With my “credentials” out of the way, here’s how I define engineering: Engineering is the intersection of applied sciences, economics and business.

The fundamental core of any engineering is applying the principles of your scientific discipline and empiricism to navigate an environment of imperfect, changing information by making reasonable, practical tradeoffs to build something useful within a given cost.

You'll note software engineering matches this definition perfectly. Any lack of rigor you may notice is simply a function of the cost and economics involved. And any discussion of engineering that leaves out economics and cost is fundamentally flawed.

As an example, medical software for radiation therapy machines have extremely stringent standards and controls because the potential cost is a literal human life. On the other hand your bog-standard CRUD To-Do app has negligible costs (and most likely correspondingly low revenue) and is just fine with negligible rigor.

But if you’re writing code to be deployed in a large microservice deployment, you do want some tests, because the potential cost is lots of lost engineering hours and happiness when cascading failures set off pagers at 3am.

Yes, we are winging it for the most part, because costs are so low. But so are other disciplines! The professor who taught us PID control systems was an industry veteran who walked us through a bunch of complicated math that I would not inflict on an LLM because that’s how you get SkyNet… and then said something like: “This theory is essential, but you should know that tuning PID controllers is a black art. There are just too many variables we cannot control, so experts basically tune the system in Production by trial and error.”

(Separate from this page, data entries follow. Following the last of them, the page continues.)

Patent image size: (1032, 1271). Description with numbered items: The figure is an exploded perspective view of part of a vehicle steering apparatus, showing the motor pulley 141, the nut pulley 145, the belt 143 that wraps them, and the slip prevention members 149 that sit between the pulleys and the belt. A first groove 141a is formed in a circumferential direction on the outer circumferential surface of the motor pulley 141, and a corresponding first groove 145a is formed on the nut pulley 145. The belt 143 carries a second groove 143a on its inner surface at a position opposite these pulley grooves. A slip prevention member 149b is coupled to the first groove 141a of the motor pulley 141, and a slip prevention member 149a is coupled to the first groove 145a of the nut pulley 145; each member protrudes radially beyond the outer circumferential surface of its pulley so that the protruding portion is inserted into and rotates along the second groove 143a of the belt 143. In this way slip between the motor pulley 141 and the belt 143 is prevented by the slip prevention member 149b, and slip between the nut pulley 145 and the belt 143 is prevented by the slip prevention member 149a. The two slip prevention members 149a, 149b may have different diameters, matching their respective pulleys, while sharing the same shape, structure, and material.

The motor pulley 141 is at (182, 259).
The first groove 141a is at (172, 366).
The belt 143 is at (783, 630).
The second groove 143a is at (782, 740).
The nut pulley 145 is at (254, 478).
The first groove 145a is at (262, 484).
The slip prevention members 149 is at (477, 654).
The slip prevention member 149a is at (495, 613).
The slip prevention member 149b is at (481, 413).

And they have similar problems! Buggy, poorly documented libraries? An early life lesson in embedded engineering is “Check the errata” because datasheets are essentially marketing materials. Shifting requirements? That’s how civil engineers end up constructing a right-angled bridge (https://news.ycombinator.com/item?id=44522579)

Again: The only reason software engineering seems less rigorous is because that’s how the economics work out.

Maybe someone who is experienced in other forms of engineering as well as software can keep me honest. But don’t let anybody tell you software engineering is not a real engineering discipline.